The “art” enjoyed in Manhattan that we find noted here includes, “Jupiter Symphony, Louie Armstrong, Swedish movies (Bergman, natch), and Flaubert…” Most of these are established hand-me-downs and the only item contemporary to Manhattan in that list, Swedish/Bergman films, I don’t think were the mode of a generation. I think more or less the same audience for this academically established “art” remains fairly constant from generation to generation.
I also think that the culture of Scott Pilgrim’s video games and alt music is also more a subculture of a generation, which is probably a reason why it wasn’t as well attended in theaters because the reality is that the amount of people who were really, REALLY into those scenes is a much smaller number than the majority of a generation that would now be buying tickets to that movie.
Possibly a better analog to Scott Pilgrim’s entertainment from the time period of Manhattan would be Disco or the beginnings of New Wave? I don’t know that there is anything really relative to the video game scene. Trivial Pursuit? Croquet? Monopoly? Horseshoes? Television?
The “Internet” of our generation is probably more related to the Telephone, the Bar, the University or whatever other Social Medium was used in other generations as either the totality of social interaction or the starting point for so many other things: Video Games, Music, Sex, Film, Monster Truck Rally, Philosophical Argument, Poetry, Gardening, Scientific Experimentation, Defining Art, Knitting Night.
In reality, life and entertainment are infinitely more varied and undefined than these broad strokes to pretend a generation is inferior to another, especially given that this valuation is only an opinion, no matter how many supporters abstract that reality. What I find more interesting than whether or not something IS an elevated artform or not are the honest unique personal feelings and memories associated with whatever thing brought such joy to an individual’s life.
One of my favorite things to spring on peeps is to say, “Two of my favorite pieces of art are, Alain Robbes-Grillet’s “La Voyeur” and “Revenge of the Nerds II: Nerds in Paradise”…not just because it leads them into something unexpected, but because its absolutely true. They are different, thankfully, but both produce great, wonderful feelings and ideas within me.

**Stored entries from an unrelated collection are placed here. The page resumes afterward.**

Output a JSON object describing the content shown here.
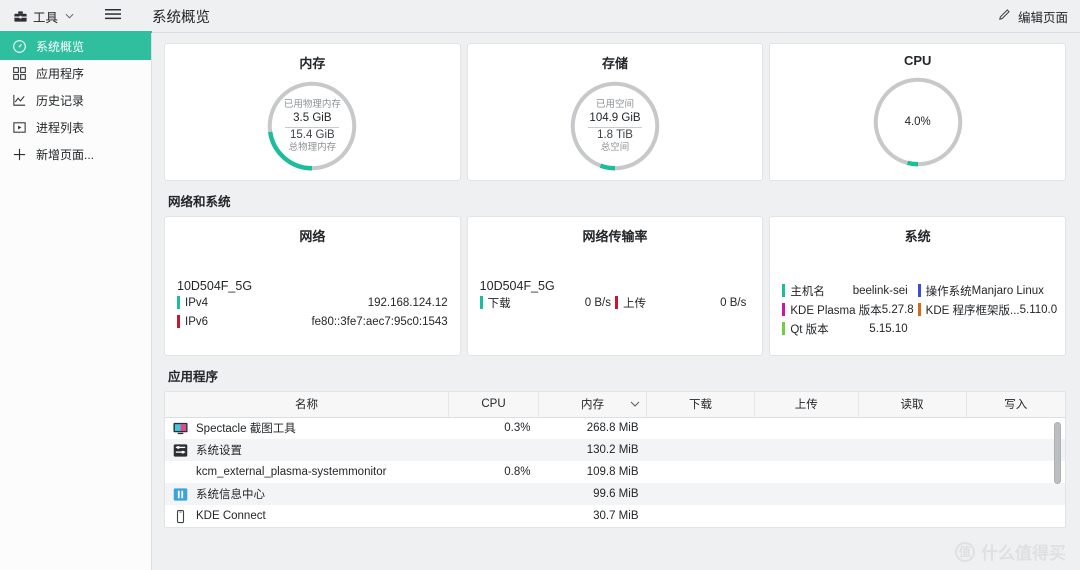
{
  "topbar": {
    "tools_label": "工具",
    "tools_icon": "toolbox-icon",
    "chevron": "˅",
    "hamburger_icon": "hamburger-menu-icon",
    "page_title": "系统概览",
    "edit_icon": "pencil-icon",
    "edit_label": "编辑页面"
  },
  "sidebar": {
    "items": [
      {
        "label": "系统概览",
        "icon": "gauge-icon",
        "selected": true
      },
      {
        "label": "应用程序",
        "icon": "grid-apps-icon",
        "selected": false
      },
      {
        "label": "历史记录",
        "icon": "line-chart-icon",
        "selected": false
      },
      {
        "label": "进程列表",
        "icon": "process-list-icon",
        "selected": false
      },
      {
        "label": "新增页面...",
        "icon": "plus-icon",
        "selected": false
      }
    ]
  },
  "gauges": [
    {
      "title": "内存",
      "top_label": "已用物理内存",
      "used": "3.5 GiB",
      "total": "15.4 GiB",
      "bottom_label": "总物理内存",
      "percent": 22.7,
      "center_percent": null
    },
    {
      "title": "存储",
      "top_label": "已用空间",
      "used": "104.9 GiB",
      "total": "1.8 TiB",
      "bottom_label": "总空间",
      "percent": 5.6,
      "center_percent": null
    },
    {
      "title": "CPU",
      "top_label": null,
      "used": null,
      "total": null,
      "bottom_label": null,
      "percent": 4.0,
      "center_percent": "4.0%"
    }
  ],
  "network_section": {
    "heading": "网络和系统",
    "network": {
      "title": "网络",
      "ssid": "10D504F_5G",
      "rows": [
        {
          "key": "IPv4",
          "value": "192.168.124.12",
          "color": "#1bbd9a"
        },
        {
          "key": "IPv6",
          "value": "fe80::3fe7:aec7:95c0:1543",
          "color": "#cc1533"
        }
      ]
    },
    "transfer": {
      "title": "网络传输率",
      "ssid": "10D504F_5G",
      "download": {
        "key": "下载",
        "value": "0 B/s",
        "color": "#1bbd9a"
      },
      "upload": {
        "key": "上传",
        "value": "0 B/s",
        "color": "#cc1533"
      }
    },
    "system": {
      "title": "系统",
      "left": [
        {
          "key": "主机名",
          "value": "beelink-sei",
          "color": "#1bbd9a"
        },
        {
          "key": "KDE Plasma 版本",
          "value": "5.27.8",
          "color": "#c9189f"
        },
        {
          "key": "Qt 版本",
          "value": "5.15.10",
          "color": "#6fcf3f"
        }
      ],
      "right": [
        {
          "key": "操作系统",
          "value": "Manjaro Linux",
          "color": "#3b4bd8"
        },
        {
          "key": "KDE 程序框架版...",
          "value": "5.110.0",
          "color": "#d8681b"
        }
      ]
    }
  },
  "apps_section": {
    "heading": "应用程序",
    "columns": [
      {
        "label": "名称",
        "sorted": false
      },
      {
        "label": "CPU",
        "sorted": false
      },
      {
        "label": "内存",
        "sorted": true
      },
      {
        "label": "下载",
        "sorted": false
      },
      {
        "label": "上传",
        "sorted": false
      },
      {
        "label": "读取",
        "sorted": false
      },
      {
        "label": "写入",
        "sorted": false
      }
    ],
    "sort_chevron": "˅",
    "rows": [
      {
        "name": "Spectacle 截图工具",
        "icon": "spectacle-app-icon",
        "icon_color": "#2f77c9",
        "cpu": "0.3%",
        "memory": "268.8 MiB",
        "download": "",
        "upload": "",
        "read": "",
        "write": ""
      },
      {
        "name": "系统设置",
        "icon": "system-settings-app-icon",
        "icon_color": "#2b2f33",
        "cpu": "",
        "memory": "130.2 MiB",
        "download": "",
        "upload": "",
        "read": "",
        "write": ""
      },
      {
        "name": "kcm_external_plasma-systemmonitor",
        "icon": null,
        "icon_color": null,
        "cpu": "0.8%",
        "memory": "109.8 MiB",
        "download": "",
        "upload": "",
        "read": "",
        "write": ""
      },
      {
        "name": "系统信息中心",
        "icon": "info-center-app-icon",
        "icon_color": "#2f8fd8",
        "cpu": "",
        "memory": "99.6 MiB",
        "download": "",
        "upload": "",
        "read": "",
        "write": ""
      },
      {
        "name": "KDE Connect",
        "icon": "kde-connect-app-icon",
        "icon_color": "#3f4347",
        "cpu": "",
        "memory": "30.7 MiB",
        "download": "",
        "upload": "",
        "read": "",
        "write": ""
      }
    ]
  },
  "watermark": {
    "mark": "值",
    "text": "什么值得买"
  },
  "colors": {
    "accent": "#2fbf9f",
    "gauge_track": "#c6c8ca",
    "window_bg": "#eff0f1",
    "card_bg": "#ffffff"
  }
}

I find more interesting why you’re personally in love with Manhattan and what it means to you, which although you didn’t go into great detail, I suspect there’s more behind it than simply it reflecting a “generation” you value over the current side of the fence.
All we ever have is detritus, I enjoy some more than others.
I feel there’s always a good amount of whatever one might call “art” or “achievement” from a “generation” if one just looks for it. There’s just a tendency to graph its availability differently to color life a little more dramatic…on the decline…
Or at least that’s what I ramble…
Regardless, a thoughtful, well-written – and well-edited – article (despite the incredible amount of parentheses)… : )
October 4th, 2010 at 3:07 am
I was reminded of this the other day: My Urban Studies prof was asking the class about our generation. He said something like The Modernists and Modernism produced Impressionism and things like that, what about your generation?
there was some hesitation and then someone said… social networking. yes, but what about art, he asked. Someone mentioned public installations, Banksy and the like are representative of this kind of movement, which sounded kinda cogent to me.
Anyway, I wasn’t trying to delineate a specific art for each generation, but like prisms. So rather than Jupiter symphony and all that it was psychoanalysis morelike. But even that could make more sense than it does.
All this stuff kinda gets away from the films, I think anyway, where it loses some steam.